Padre Paolo Dall'Oglio "sarebbe vivo e si troverebbe in un carcere dell'Is ad Aleppo".
È quanto sostiene il presidente dell'Osservatorio siriano per i diritti umani, Rami Abdel Rahaman, interpellato da
Aki-Adnkronos sulla sorte del gesuita romano le cui tracce si sono perse il 29 luglio 2013 a Raqqah, roccaforte del
"califfato" nella Siria settentrionale.L'Osservatorio è una ong con sede a Londra ed è di fatto portavoce dell'opposizione democratica siriana al regime di Bashar al-Assad.
Fonti dell'
Ansa citano invece un ex detenuto nella prigione dell'Is a Raqqa che, liberato due settimane fa, ha affermato di aver sentito dai suoi carcerieri che Dall'Oglio era stato trasferito nella prigione di Tabqa, al confine tra la regione di Raqqa e quella di Aleppo.
La notizia non è verificabile. "Tutto è possibile, anche se non abbiamo alcuna notizia a riguardo. Non posso confermare né smentire. La situazione ad Aleppo è molto complicata ed è molto difficile avere notizie e verificarle". Lo ha affermato al Sir
monsignor Jean-Clement Jeanbart, arcivescovo greco melkita di Aleppo. Analogo commento anche da parte di
padre Georges Abu Khazen, vicario apostolico latino della città siriana.
Secca la reazione del ministro degli Esteri,
Paolo Gentiloni: "Purtroppo non possiamo confermare". Alla Farnesina, aggiunge, non si hanno novità.
«Trattative in corso». Abdel Rahamanl ha spiegato di aver appreso da fonti vicine all'Is che Dall'Oglio, il cui rapimento non è mai stato rivendicato, "è stato trasferito in un sobborgo della provincia di Aleppo, in una zona controllata dai jihadisti" dell'Is. Sarebbero in corso "trattative complesse per il suo rilascio. "Abbiamo inoltrato da tempo la richiesta di una prova ai suoi rapitori, ad esempio un video, ma non ci è mai stato consegnato alcunché".
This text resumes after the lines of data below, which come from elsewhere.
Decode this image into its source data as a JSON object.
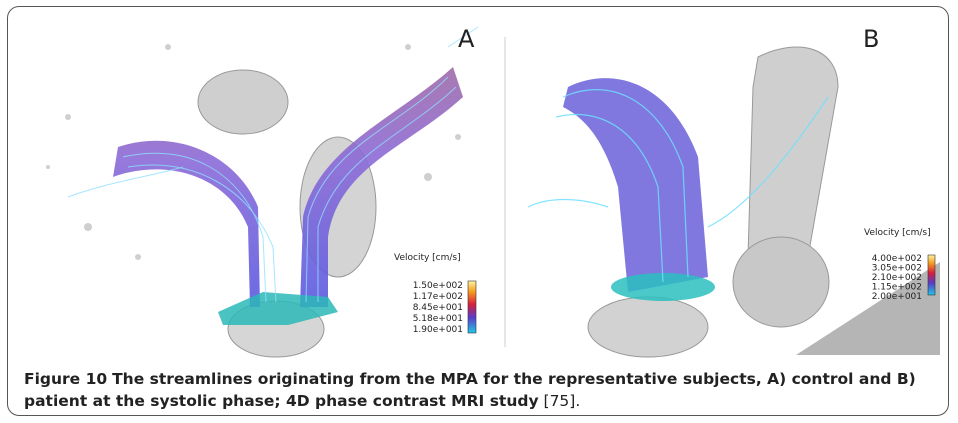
{
  "figure": {
    "panels": [
      {
        "label": "A",
        "legend_title": "Velocity [cm/s]",
        "legend_ticks": [
          "1.50e+002",
          "1.17e+002",
          "8.45e+001",
          "5.18e+001",
          "1.90e+001"
        ]
      },
      {
        "label": "B",
        "legend_title": "Velocity [cm/s]",
        "legend_ticks": [
          "4.00e+002",
          "3.05e+002",
          "2.10e+002",
          "1.15e+002",
          "2.00e+001"
        ]
      }
    ],
    "caption": {
      "label": "Figure 10",
      "text": "The streamlines originating from the MPA for the representative subjects, A) control and B) patient at the systolic phase; 4D phase contrast MRI study",
      "ref": "[75]."
    }
  }
}
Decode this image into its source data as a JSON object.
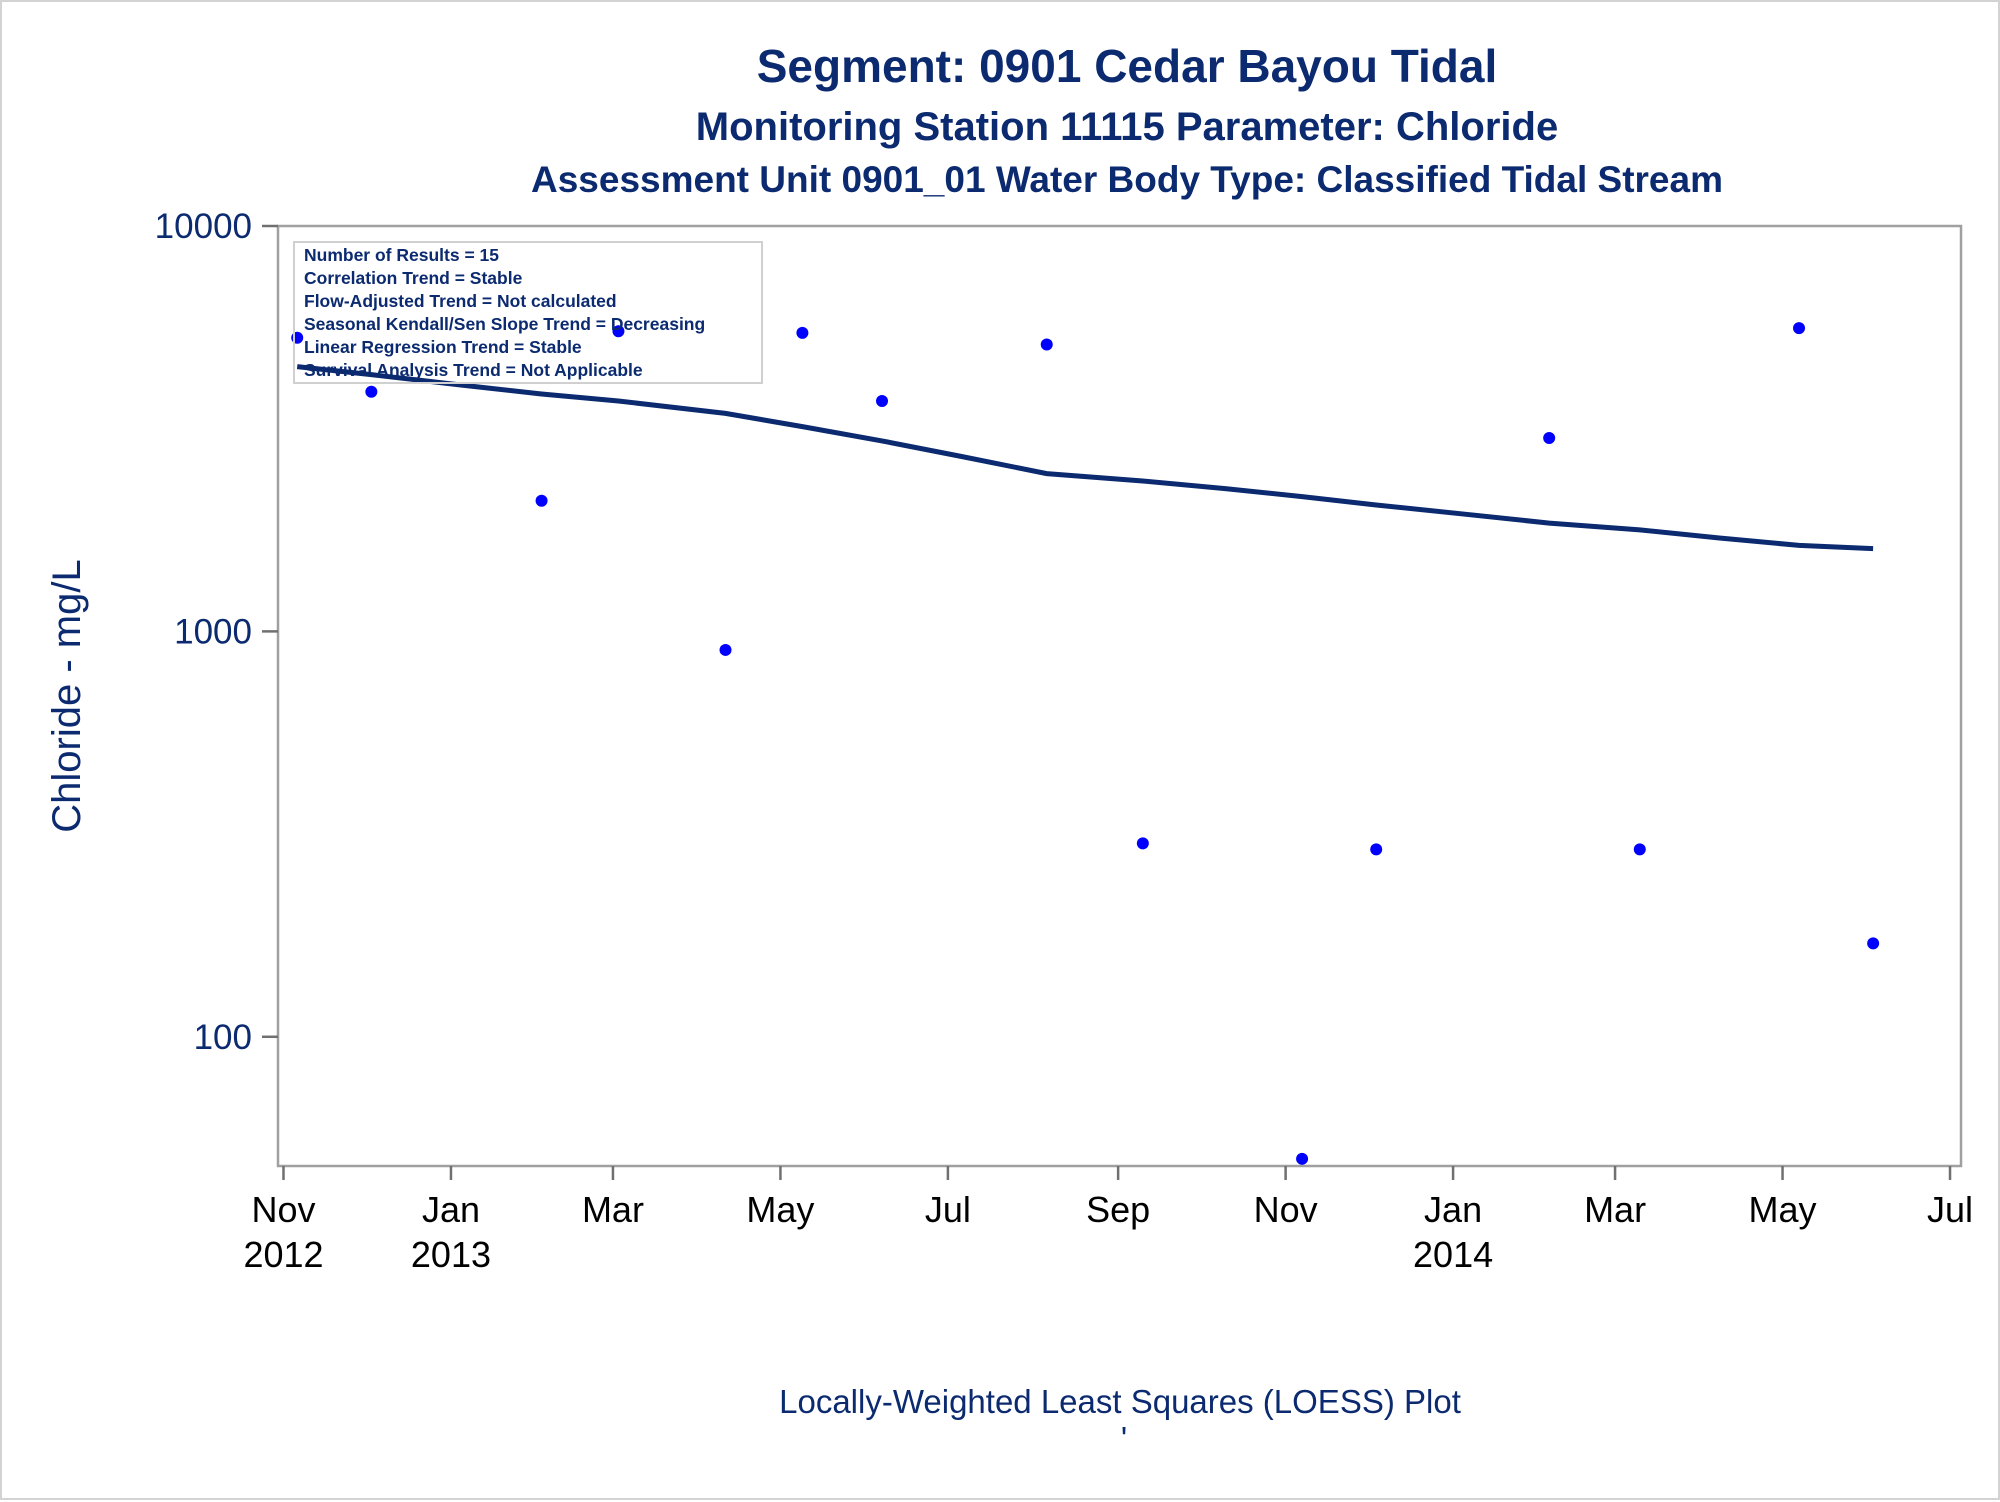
{
  "chart_data": {
    "type": "scatter",
    "title": "Segment: 0901  Cedar Bayou Tidal",
    "subtitle": "Monitoring Station 11115 Parameter: Chloride",
    "subtitle2": "Assessment Unit 0901_01   Water Body Type: Classified Tidal Stream",
    "ylabel": "Chloride - mg/L",
    "footnote": "Locally-Weighted Least Squares (LOESS) Plot",
    "footnote2": "'",
    "y_scale": "log",
    "ylim": [
      48,
      10000
    ],
    "xlim": [
      "2012-10-30",
      "2014-07-05"
    ],
    "y_ticks": [
      {
        "value": 10000,
        "label": "10000"
      },
      {
        "value": 1000,
        "label": "1000"
      },
      {
        "value": 100,
        "label": "100"
      }
    ],
    "x_ticks": [
      {
        "date": "2012-11-01",
        "label": "Nov",
        "year": "2012"
      },
      {
        "date": "2013-01-01",
        "label": "Jan",
        "year": "2013"
      },
      {
        "date": "2013-03-01",
        "label": "Mar",
        "year": ""
      },
      {
        "date": "2013-05-01",
        "label": "May",
        "year": ""
      },
      {
        "date": "2013-07-01",
        "label": "Jul",
        "year": ""
      },
      {
        "date": "2013-09-01",
        "label": "Sep",
        "year": ""
      },
      {
        "date": "2013-11-01",
        "label": "Nov",
        "year": ""
      },
      {
        "date": "2014-01-01",
        "label": "Jan",
        "year": "2014"
      },
      {
        "date": "2014-03-01",
        "label": "Mar",
        "year": ""
      },
      {
        "date": "2014-05-01",
        "label": "May",
        "year": ""
      },
      {
        "date": "2014-07-01",
        "label": "Jul",
        "year": ""
      }
    ],
    "legend": {
      "placement": "top-left",
      "lines": [
        "Number of Results = 15",
        "Correlation Trend = Stable",
        "Flow-Adjusted Trend = Not calculated",
        "Seasonal Kendall/Sen Slope Trend = Decreasing",
        "Linear Regression Trend = Stable",
        "Survival Analysis Trend = Not Applicable"
      ]
    },
    "points": [
      {
        "x": "2012-11-06",
        "y": 5300
      },
      {
        "x": "2012-12-03",
        "y": 3900
      },
      {
        "x": "2013-02-03",
        "y": 2100
      },
      {
        "x": "2013-03-03",
        "y": 5500
      },
      {
        "x": "2013-04-11",
        "y": 900
      },
      {
        "x": "2013-05-09",
        "y": 5450
      },
      {
        "x": "2013-06-07",
        "y": 3700
      },
      {
        "x": "2013-08-06",
        "y": 5100
      },
      {
        "x": "2013-09-10",
        "y": 300
      },
      {
        "x": "2013-11-07",
        "y": 50
      },
      {
        "x": "2013-12-04",
        "y": 290
      },
      {
        "x": "2014-02-05",
        "y": 3000
      },
      {
        "x": "2014-03-10",
        "y": 290
      },
      {
        "x": "2014-05-07",
        "y": 5600
      },
      {
        "x": "2014-06-03",
        "y": 170
      }
    ],
    "series": [
      {
        "type": "line",
        "x": [
          "2012-11-06",
          "2012-12-03",
          "2013-01-05",
          "2013-02-03",
          "2013-03-03",
          "2013-04-11",
          "2013-05-09",
          "2013-06-07",
          "2013-07-06",
          "2013-08-06",
          "2013-09-10",
          "2013-10-10",
          "2013-11-07",
          "2013-12-04",
          "2014-01-04",
          "2014-02-05",
          "2014-03-10",
          "2014-04-08",
          "2014-05-07",
          "2014-06-03"
        ],
        "values": [
          4500,
          4300,
          4050,
          3850,
          3700,
          3450,
          3200,
          2950,
          2700,
          2450,
          2350,
          2250,
          2150,
          2050,
          1950,
          1850,
          1780,
          1700,
          1630,
          1600
        ]
      }
    ]
  }
}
«Nessuna notizia delle due volontarie». Abdel Rahaman ha invece affermato di "non avere alcuna notizia" riguardo le due giovani italiane Vanessa Marzullo e Greta Ramelli, rapite anche loro in Siria quasi sei mesi fa mentre seguivano progetti umanitari ad Aleppo.
L'appello dei familiari. A fine luglio, a un anno della scomparsa, la famiglia del gesuita ha rivolto un appello ai rapitori, chiedendo di "avere la dignità di farci sapere della sua sorte". "Vorremmo riabbracciarlo, ma siamo anche pronti a piangerlo", dicevano.
Scomparso da un anno e 5 mesi. Il gesuita romano, che in Siria negli anni 80 aveva fondato la comunità monastica cattolico-siriaca Deir Mar Musa a nord di Damasco, è scomparso nel nord del paese, nella zona di Raqqa, il 29 luglio del 2013, poco dopo essere rientrato nel Paese presumibilmente per una mediazione umanitaria.
Era stato espulso il 12 giugno 2012 per essersi espresso a favore della rivolta contro il regime di Bashar al-Assad scoppiata nel marzo dell'anno precedente. Noto per il suo forte impegno nel dialogo interreligioso tra cristiani e musulmani, dopo l'espulsione per un breve periodo si era trasferito a Sulaymanya, nel Kurdistan iracheno, dove era stato accolto nella nuova fondazione monastica di Deir Maryam el Adhra.
Nel tempo, si sono susseguite notizie contrastanti, con voci su una sua presunta esecuzione poco dopo il rapimento e fonti più recenti che invece sostengono che si trovi ancora vivo nelle mani degli jihadisti sunniti dell'Is. Le ultime informazioni attendibili risalivano a settembre e davano il gesuita detenuto in una delle prigioni dell'Is a Raqqa, da oltre un anno divenuta la roccaforte dell'autoproclamato Stato islamico.